KS: Science communication allows a general audience to see a glimpse of what the scientific process is like, and why basic science is so important for human progress. It’s the engine of discovery, whose dividends may not be obvious in the near term. For translational questions, on the other hand, it gives scientists an opportunity to communicate a study’s immediate impacts, which is also equally important. Ultimately, in any advanced society, the general public must be invested in supporting scientific efforts. Furthermore, communicating our work to the public can serve to inspire students to pursue science.

Science communication also offers the opportunity for one to clarify one’s own thinking, when one has to describe a scientific discovery to a general audience in an accessible way. That forces you to think from the simplest point of view. Of course, simple does not imply easy. That process is important for any communication, whether it’s in my lecture hall or on Berkeley News, because people are a lot more fascinated with something when they actually understand it.
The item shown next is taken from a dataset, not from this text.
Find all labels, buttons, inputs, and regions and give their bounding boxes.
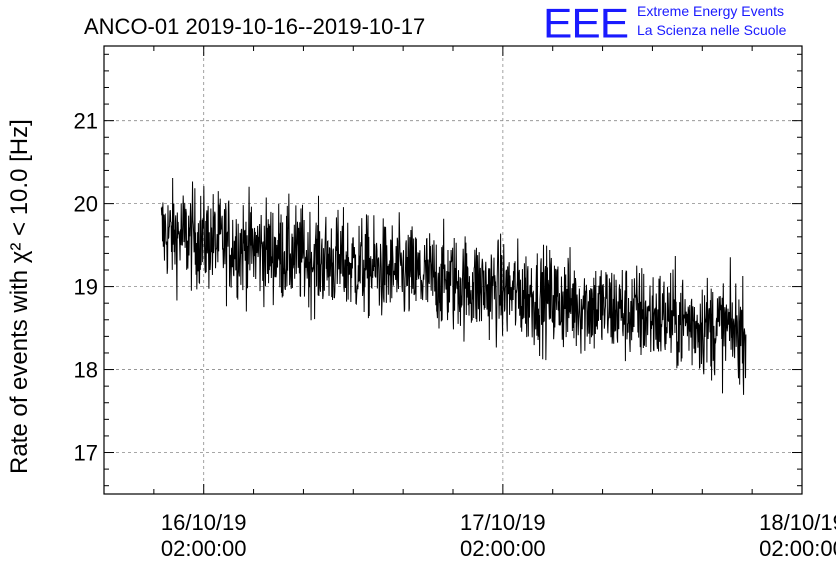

QB3: What did you want to be when you were growing up?

KS: I grew up in India, and there was nobody in my immediate family who was a scientist. I grew up being inspired by scientists like Marie Curie, Einstein, or Newton, but they seemed very distant to me. I wanted to be various things when I grew up: an actor or a writer or earn an MBA and start my own company. The undergrad experience was formative for me; it was the first time I got to conduct research with a professor. For the first time, I felt like I could do science. Before that, it was not even conceivable for me to think I could become a scientist.

QB3: What advice would you give to students who are interested in your field?
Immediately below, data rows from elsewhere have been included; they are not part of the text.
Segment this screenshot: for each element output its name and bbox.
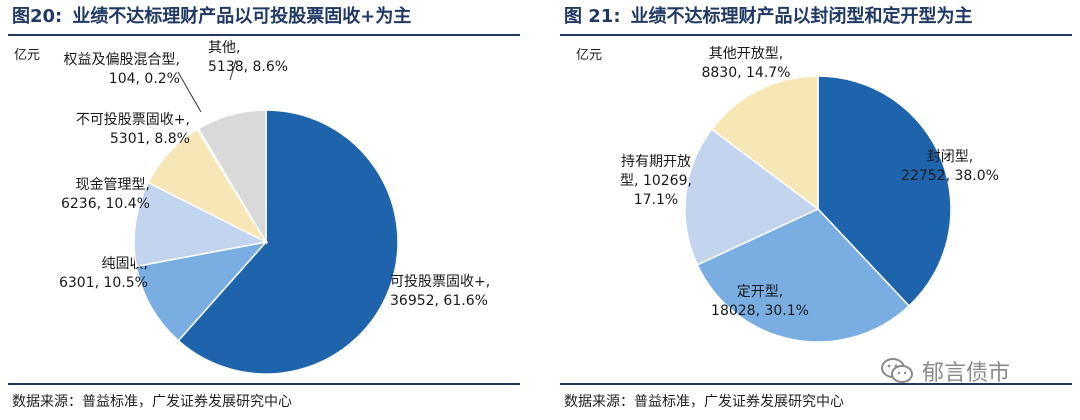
- pie-slice: [817, 75, 952, 307]
- slice-label: 权益及偏股混合型, 104, 0.2%: [64, 52, 180, 87]
- slice-label: 其他开放型, 8830, 14.7%: [701, 46, 790, 81]
- slice-label: 其他, 5138, 8.6%: [208, 40, 288, 75]
- unit-label: 亿元: [14, 48, 41, 63]
- figure-title-text: 业绩不达标理财产品以可投股票固收+为主: [72, 6, 412, 27]
- slice-label: 现金管理型, 6236, 10.4%: [61, 177, 150, 212]
- pie-slice: [135, 240, 269, 342]
- slice-label: 纯固收, 6301, 10.5%: [59, 256, 148, 291]
- figure-title: 图 21: 业绩不达标理财产品以封闭型和定开型为主: [564, 4, 973, 30]
- figure-number: 图 21:: [564, 6, 621, 27]
- slice-label: 定开型, 18028, 30.1%: [711, 284, 809, 319]
- title-rule: [560, 34, 1072, 36]
- pie-chart: 可投股票固收+, 36952, 61.6% 纯固收, 6301, 10.5% 现金管理型…: [59, 40, 490, 375]
- slice-label: 不可投股票固收+, 5301, 8.8%: [76, 112, 190, 147]
- slice-label: 持有期开放型, 10269, 17.1%: [620, 154, 692, 208]
- source-rule: [8, 383, 520, 385]
- wechat-icon: [881, 358, 913, 383]
- pie-chart: 封闭型, 22752, 38.0% 定开型, 18028, 30.1% 持有期开放型, …: [620, 46, 999, 343]
- pie-slice: [710, 75, 819, 211]
- chart-panel-left: 图20: 业绩不达标理财产品以可投股票固收+为主 亿元 可投股票固收+, 36952…: [8, 0, 528, 420]
- pie-slice: [696, 208, 911, 343]
- watermark: 郁言债市: [880, 355, 1010, 387]
- pie-slice: [177, 109, 399, 375]
- figure-title: 图20: 业绩不达标理财产品以可投股票固收+为主: [12, 4, 411, 30]
- source-rule: [560, 383, 1072, 385]
- pie-slice: [197, 109, 267, 245]
- slice-label: 封闭型, 22752, 38.0%: [901, 149, 999, 184]
- figure-title-text: 业绩不达标理财产品以封闭型和定开型为主: [630, 6, 973, 27]
- watermark-text: 郁言债市: [922, 361, 1011, 386]
- title-rule: [8, 34, 520, 36]
- unit-label: 亿元: [576, 48, 603, 63]
- figure-number: 图20:: [12, 6, 63, 27]
- slice-label: 可投股票固收+, 36952, 61.6%: [390, 274, 490, 309]
- source-note: 数据来源：普益标准，广发证券发展研究中心: [564, 394, 844, 410]
- source-note: 数据来源：普益标准，广发证券发展研究中心: [12, 394, 292, 410]
- chart-panel-right: 图 21: 业绩不达标理财产品以封闭型和定开型为主 亿元 封闭型, 22752, 3…: [560, 0, 1080, 420]
- leader-line: [177, 71, 202, 113]
- leader-line: [229, 59, 237, 81]
- pie-slice: [684, 128, 820, 266]
- pie-slice: [133, 181, 269, 268]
KS: One has to find one’s own path; there is no template. But the first thing is always to get excited about something. A passion for the work is what sustains you for the long term. Despite the changes that are coming in the way we do science, it’s still a monastic enterprise: You have to come up with your own ideas and convince others of those ideas.

Also important is finding the right mentor and environment. Find a mentor who really cares about your intellectual growth, and who’s willing to spend time with you and talk to you and listen to your ideas rather than assigning you to a track, where you’re left on your own. Also, one must train deeply and understand the importance of building a broad foundation. I’m not doing the type of research that I was trained in as a PhD student, but I felt confident changing directions because I knew I could learn something new.

Finally, you need to make a choice. It may not be the perfect choice, but you have to make it and focus your energies into that choice. As humans, we overestimate what we can accomplish within a day or a week, and we underestimate what can be accomplished over years. You have to give your work that time and persistence.

QB3: What brought you to UC Berkeley and what do you like best about Berkeley?

KS: Like everybody else, I applied to a bunch of places, and I interviewed in a subset of those, and a smaller subset of those that interviewed me made me offers. In fact, I was not confident in getting an offer at Berkeley because I was applying to an engineering department. My research had not been in engineering, so I had not imagined that I would get an offer from Berkeley. But when I did, it was a quick decision.

Now that I’m here, I like what a colleague of mine says about Berkeley: It’s the most laid-back intense place. At Berkeley, we’re given the freedom to be to be independent—nobody tells you what to do. Other faculty, including senior faculty, are extremely supportive. And you can approach anyone for advice.

I was attracted by the intellectual environment at Berkeley. We take education seriously. We keep the focus on where it matters the most, which is science. I feel at home here. It’s an amazing melting pot of so many diverse research disciplines. Even though I’m in chemical engineering, I have close interactions with neuroscientists and some computational biologists and physicists, which makes research and discovery very exciting. In the words of Kurt Vonnegut, “If this isn’t nice, what is?”